Chick lit (literatura dla kurczaków???))) to bardziej zjawisko socjologiczne niż literackie. W którymś momencie sprytni spece od marketingu uznali, że klasyczny romans z galopującymi końmi, wojną secesyjną i innymi atrybutami, nijak ma się do życia współczesnej 20-30 letniej czytelniczki zasuwającej w biurze i umawiającej sią na randki internetowe. Wtedy powstał chick lit- z bohaterką będącą klonem swojej czytelniczki i okazał sie strzałem w dziesiątkę. Miliony zaczęły fascynować się życiem Bridget czy Zakupoholiczki. Taki target nie dał się zignorować. Do romantycznej akcji szybko dołączono pochwałę kupowania i dbałości o swój wygląd. Teksty zaroiły się od przeróżnych marek (z reguły dostępnych na rynku brytyjskim lub amerykański, ale gdyby kiedyś Harvey Nichols lub Nicole Farhi zdecydowali się wejśc na polski rynek - dzięki Zakupoholiczce jestem przygotowana))).

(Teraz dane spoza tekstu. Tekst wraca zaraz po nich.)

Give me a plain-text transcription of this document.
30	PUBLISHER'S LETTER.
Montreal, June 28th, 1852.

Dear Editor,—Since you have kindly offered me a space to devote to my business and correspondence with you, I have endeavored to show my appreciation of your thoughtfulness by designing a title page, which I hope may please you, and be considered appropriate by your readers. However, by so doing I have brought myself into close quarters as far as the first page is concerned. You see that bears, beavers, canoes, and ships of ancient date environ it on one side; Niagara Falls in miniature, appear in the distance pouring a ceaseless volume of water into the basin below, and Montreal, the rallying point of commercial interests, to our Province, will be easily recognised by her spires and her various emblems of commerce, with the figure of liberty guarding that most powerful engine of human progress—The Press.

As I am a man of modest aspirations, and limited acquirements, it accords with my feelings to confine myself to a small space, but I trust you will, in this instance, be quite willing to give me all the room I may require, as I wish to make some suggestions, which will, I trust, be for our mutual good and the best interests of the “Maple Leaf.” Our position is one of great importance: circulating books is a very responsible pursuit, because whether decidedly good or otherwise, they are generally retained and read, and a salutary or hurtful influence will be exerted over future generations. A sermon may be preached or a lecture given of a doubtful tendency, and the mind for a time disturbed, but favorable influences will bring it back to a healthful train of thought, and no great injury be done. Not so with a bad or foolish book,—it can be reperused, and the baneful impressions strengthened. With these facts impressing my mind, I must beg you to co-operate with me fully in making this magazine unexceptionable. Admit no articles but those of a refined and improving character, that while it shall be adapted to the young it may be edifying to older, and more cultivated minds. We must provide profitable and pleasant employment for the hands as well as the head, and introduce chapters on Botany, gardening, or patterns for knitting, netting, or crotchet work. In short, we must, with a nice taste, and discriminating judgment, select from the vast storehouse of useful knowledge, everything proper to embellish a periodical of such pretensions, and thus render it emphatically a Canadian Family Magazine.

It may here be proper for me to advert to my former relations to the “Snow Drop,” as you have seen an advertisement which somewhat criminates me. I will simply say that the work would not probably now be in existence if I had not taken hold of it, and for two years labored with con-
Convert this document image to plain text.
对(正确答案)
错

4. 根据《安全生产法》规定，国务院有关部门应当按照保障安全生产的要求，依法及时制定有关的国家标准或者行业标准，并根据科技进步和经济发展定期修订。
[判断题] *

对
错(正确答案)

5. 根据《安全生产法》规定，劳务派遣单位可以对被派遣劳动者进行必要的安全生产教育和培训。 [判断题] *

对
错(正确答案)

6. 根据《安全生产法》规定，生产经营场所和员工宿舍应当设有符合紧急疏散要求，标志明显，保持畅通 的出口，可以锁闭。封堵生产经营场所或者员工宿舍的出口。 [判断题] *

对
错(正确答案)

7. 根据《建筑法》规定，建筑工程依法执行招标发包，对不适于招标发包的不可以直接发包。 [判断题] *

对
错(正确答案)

Za marketingiem szybciutko poszła też innego rodzaju propaganda.
Większość chick litów składa się z elementów do składania- jest grono przyjaciółek, nieodzowny kolega gej, kariera w korporacji (nie jakaś wybitna, zazwyczaj jest to zwykłe przekładanie papierów), panny młode masowo uciekające sprzed ołtarza od konserwatywnych narzeczonych, szczęście w ramionach specjalistów od tarota i feng shui (którzy na koniec okazują się ukrytymi milionerami- oczywiście po to, aby sponsorować zakupy u Harvey Nicksa))). Wszystko okraszone humorem (ta okrasa z ksiązki na książkę wydaje się jednak coraz cieńsza, np u takiej Isabel Wolff IMO stopniała prawie do zera). I tak dalej.
Łyka się taka lekturę bezboleśnie: w wannie, zatłoczonym autobusie (szczególnie gdy sie stoi nas jednej nodze). I nagle człowiek zdaje sobie sprawę, że nie tylko czyta po raz 20-sty to samo, ale są to treści, które budzą w nim sprzeciw. Coś takiego przeżyłam przy okazji lektury "Chodźmy razem". Opowiada o "miłości" (po tym, co napisze dalej trudno nie wziąć mi tego słowa w cudzysłów) Jacka, którego hobby jest zaliczanie panienek na imprezach i słodkiej, a mimo to nie mniej od niego doświadczonej, Amy.
Nie o fabułę jednak tym mi chodzi. Doszłam do momentu, kiedy obydwoje bohaterów decyduje się, że chcą być razem. I co? NATYCHMIAST idą do łóżka. W tym momencie miałam uczucie deja vu. Tak robią wszystkie bohaterki (i bohaterowie) chik- litów, poza tymi, których akcja urywa się, gdy związki są w fazie projektu.
Abstrahuję tu od oceny takiego zachowania, w życiu różnie bywa. jednak w świecie chick litu bywa tak ZAWSZE. Zaczęłam sie zastanawiać, czy może istnieje w amerykańskich wydawnictwach taka instrukcja pisania produktów dla młodych kobiet, a jeżeli tak, to jakie intencje przyświecały komuś, kto ją stworzył. Myślę, że raczej mało chlubne. Można wprawdzie debatować, czy książka może mieć wpływ na zycie jej czytelniczki, zwłaszcza taka produkowana masowo. Może jedna nie, ale 30-ta taka książka już tak. Ostatecznei kropla drąży skałę.
Zresztą w samym "Chodźmy razem" widać, jak dalej się rozwijają tak zaczęte związki. Po pierwszym kryzysie, którego tłem jest domniemany brak wierności Jacka, Amy czmycha gdzie pieprz rośnie (bo ostatecznie niby dlaczego miałaby mu ufać?). Wprawdzie wraca, i wszystko kończy się wielkim Happy Endem, mam jednak przeczucie, że jest to powrót tylko do czasu kolejnego kryzysu.
Od oceny się powstrzymam, bo nie o ocenę tu tym razem chodzi.